Я уже задолжал в «Золотой голубке»; я уже старался прошмыгнуть по лестнице незаметно для хозяина, я уже лебезил перед слугой-испанцем и называл его не иначе как «Андрес, голубчик»… Оставалась лишь одна надежда: что вера снова укрепится! Всякое известие о готовящемся церковном празднестве радовало меня как признак подъема религиозного духа в народе. Я люто возненавидел республиканцев и философов, подрывающих католицизм и, стало быть, сводящих на нет значение признанных им священных реликвий. Я писал статьи в «Нацию», в которых громил нечестие: «Если людям не дороги даже кости мучеников, откуда же быть процветанию в нашей стране?» В кафе у Монтаньи я стучал кулаком по столу: «Нам нужна вера, черт подери! Без веры и бифштекса не проглотишь!» В заведении у Рябой Бенты я грозился, что если девицы не станут носить ладанок и освященных наплечников, то больше ноги моей у них не будет: я перейду к доне Аделаиде! Наконец моя тревога за кусок насущного хлеба достигла такой остроты, что я снова призвал сеньора Лино как человека с широкими церковными связями и родственника многих монастырских капелланов.
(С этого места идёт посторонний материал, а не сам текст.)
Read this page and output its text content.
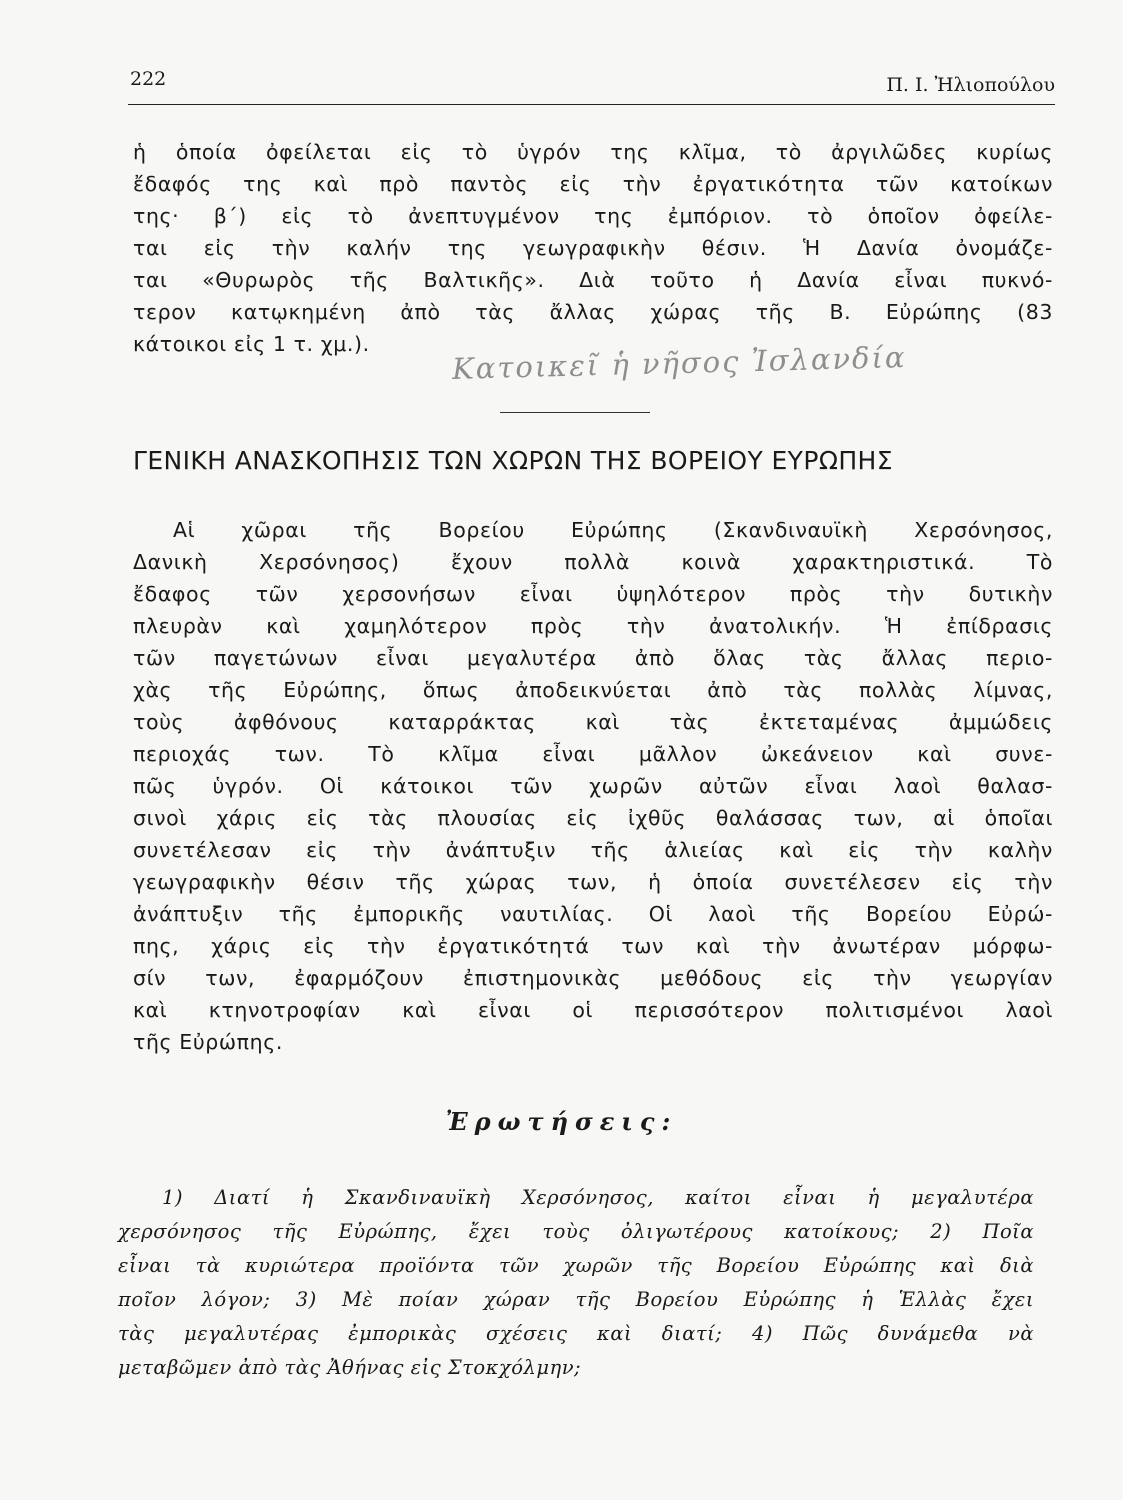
222	Π. Ι. Ἠλιοπούλου
ἡ ὁποία ὀφείλεται εἰς τὸ ὑγρόν της κλῖμα, τὸ ἀργιλῶδες κυρίως
ἔδαφός της καὶ πρὸ παντὸς εἰς τὴν ἐργατικότητα τῶν κατοίκων
της· β΄) εἰς τὸ ἀνεπτυγμένον της ἐμπόριον. τὸ ὁποῖον ὀφείλε-
ται εἰς τὴν καλήν της γεωγραφικὴν θέσιν. Ἡ Δανία ὀνομάζε-
ται «Θυρωρὸς τῆς Βαλτικῆς». Διὰ τοῦτο ἡ Δανία εἶναι πυκνό-
τερον κατῳκημένη ἀπὸ τὰς ἄλλας χώρας τῆς Β. Εὐρώπης (83
κάτοικοι εἰς 1 τ. χμ.).	Κατοικεῖ ἡ νῆσος Ἰσλανδία
ΓΕΝΙΚΗ ΑΝΑΣΚΟΠΗΣΙΣ ΤΩΝ ΧΩΡΩΝ ΤΗΣ ΒΟΡΕΙΟΥ ΕΥΡΩΠΗΣ
Αἱ χῶραι τῆς Βορείου Εὐρώπης (Σκανδιναυϊκὴ Χερσόνησος,
Δανικὴ Χερσόνησος) ἔχουν πολλὰ κοινὰ χαρακτηριστικά. Τὸ
ἔδαφος τῶν χερσονήσων εἶναι ὑψηλότερον πρὸς τὴν δυτικὴν
πλευρὰν καὶ χαμηλότερον πρὸς τὴν ἀνατολικήν. Ἡ ἐπίδρασις
τῶν παγετώνων εἶναι μεγαλυτέρα ἀπὸ ὅλας τὰς ἄλλας περιο-
χὰς τῆς Εὐρώπης, ὅπως ἀποδεικνύεται ἀπὸ τὰς πολλὰς λίμνας,
τοὺς ἀφθόνους καταρράκτας καὶ τὰς ἐκτεταμένας ἀμμώδεις
περιοχάς των. Τὸ κλῖμα εἶναι μᾶλλον ὠκεάνειον καὶ συνε-
πῶς ὑγρόν. Οἱ κάτοικοι τῶν χωρῶν αὐτῶν εἶναι λαοὶ θαλασ-
σινοὶ χάρις εἰς τὰς πλουσίας εἰς ἰχθῦς θαλάσσας των, αἱ ὁποῖαι
συνετέλεσαν εἰς τὴν ἀνάπτυξιν τῆς ἁλιείας καὶ εἰς τὴν καλὴν
γεωγραφικὴν θέσιν τῆς χώρας των, ἡ ὁποία συνετέλεσεν εἰς τὴν
ἀνάπτυξιν τῆς ἐμπορικῆς ναυτιλίας. Οἱ λαοὶ τῆς Βορείου Εὐρώ-
πης, χάρις εἰς τὴν ἐργατικότητά των καὶ τὴν ἀνωτέραν μόρφω-
σίν των, ἐφαρμόζουν ἐπιστημονικὰς μεθόδους εἰς τὴν γεωργίαν
καὶ κτηνοτροφίαν καὶ εἶναι οἱ περισσότερον πολιτισμένοι λαοὶ
τῆς Εὐρώπης.
Ἐρωτήσεις:
1) Διατί ἡ Σκανδιναυϊκὴ Χερσόνησος, καίτοι εἶναι ἡ μεγαλυτέρα
χερσόνησος τῆς Εὐρώπης, ἔχει τοὺς ὀλιγωτέρους κατοίκους; 2) Ποῖα
εἶναι τὰ κυριώτερα προϊόντα τῶν χωρῶν τῆς Βορείου Εὐρώπης καὶ διὰ
ποῖον λόγον; 3) Μὲ ποίαν χώραν τῆς Βορείου Εὐρώπης ἡ Ἑλλὰς ἔχει
τὰς μεγαλυτέρας ἐμπορικὰς σχέσεις καὶ διατί; 4) Πῶς δυνάμεθα νὰ
μεταβῶμεν ἀπὸ τὰς Ἀθήνας εἰς Στοκχόλμην;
Я дал ему взглянуть на кровать, усеянную реликвиями, и сказал, потирая руки:
— К делу, друг мой! Вот свежий подвоз, только что из Сиона!
Но достойный служитель Патриаршей палаты разразился ядовитыми упреками.
— Ваши фокусы не пройдут, милостивый государь! — закричал он, и вены на его покрасневшем лбу надулись от гнева. — Вы испортили всю коммерцию! Рынок перенасыщен! Не идет даже самый ходкий товар — пеленки младенца Христа! Ваша торговля подковами — просто срам! Чистый срам! Вчера капеллан, мой кузен, говорил: «Слишком много подков на такую маленькую страну!» Вы выпустили в продажу четырнадцать подков, милостивый государь! Это просто из рук вон! А известно ли вам, сколько вы распродали гвоздей, которыми Христос был прибит ко кресту? Да еще с аттестатами! Семьдесят пять штук, милостивый государь!.. У меня нет слов… Семьдесят пять!
Он ушел, яростно хлопнув дверью. Я был раздавлен. Но в этот же вечер мне посчастливилось встретить у Рябой Бенты Лоботряса и получить от него заказ на солидную партию реликвий. Лоботряс собирался жениться на девице Ногейра, дочери сеньоры Ногейра, богатой святоши и свиноторговки из Бежи. Ему хотелось «сделать подношеньице старой ханже, что-нибудь этакое… от гроба господня». Я устроил ему прехорошенький сундучок с реликвиями, присовокупив к ним семьдесят шестой гвоздь и украсив подарок засушенными галилейскими цветами. Лоботряс щедро меня вознаградил; на эти деньги я расплатился в «Золотой голубке» и предусмотрительно снял комнату в частном пансионе сеньора Питы, в Соломенном переулке.
Благоденствие мое быстро шло на убыль. Комнатенка, где я поселился, была под самой крышей, на пятом этаже. Там стояла простая железная кровать и ветхое кресло, прогнившее нутро которого вылезало из-под рваной обивки. Единственным украшением моих апартаментов была висевшая над комодом цветная литография в рамке с помпонами; на ней был изображен распятый Христос; грозовые тучи клубились у его ног, а блестящие широко раскрытые глаза следили за каждым моим шагом, наблюдали самые интимные мои дела, вплоть до удаления мозолей.
Я прожил на этом чердаке с неделю, рыская по Лиссабону в поисках пропитания; от моих ботинок уже начали отскакивать подошвы. Но вот в одно прекрасное утро Андре из «Золотой голубки» принес мне письмо со штемпелем «срочное»: оно пришло в гостиницу накануне. На конверте чернела траурная кайма, сургуч тоже был черный. Я вскрыл письмо, дрожа от волнения, и увидел подпись Жустино.
«Дорогой друг! Обливаясь слезами, исполняю тягостный долг и сообщаю вам, что ваша почтенная тетушка, а моя сеньора, скоропостижно скончалась…»
Канальство! Старуха окочурилась!
Глаза мои лихорадочно перебегали по строчкам, натыкаясь на подробности: «воспаление легких», «причастилась», «все рыдали», «верный падре Негран»… И наконец, побледнев и покрывшись испариной, я прочел внизу листка страшные слова: «Из завещания благочестивой сеньоры следует, что племяннику своему Теодорико она оставляет подзорную трубу, которая висит в столовой…»
Лишила-таки наследства!
Я схватил шляпу и, спотыкаясь, побежал на площадь Сан-Пауло в контору Жустино. Он стоял за письменным столом, в траурном галстуке, за ухом у него торчало перо, и он ел бутерброды с телятиной, разложенные на старом номере «Новостей».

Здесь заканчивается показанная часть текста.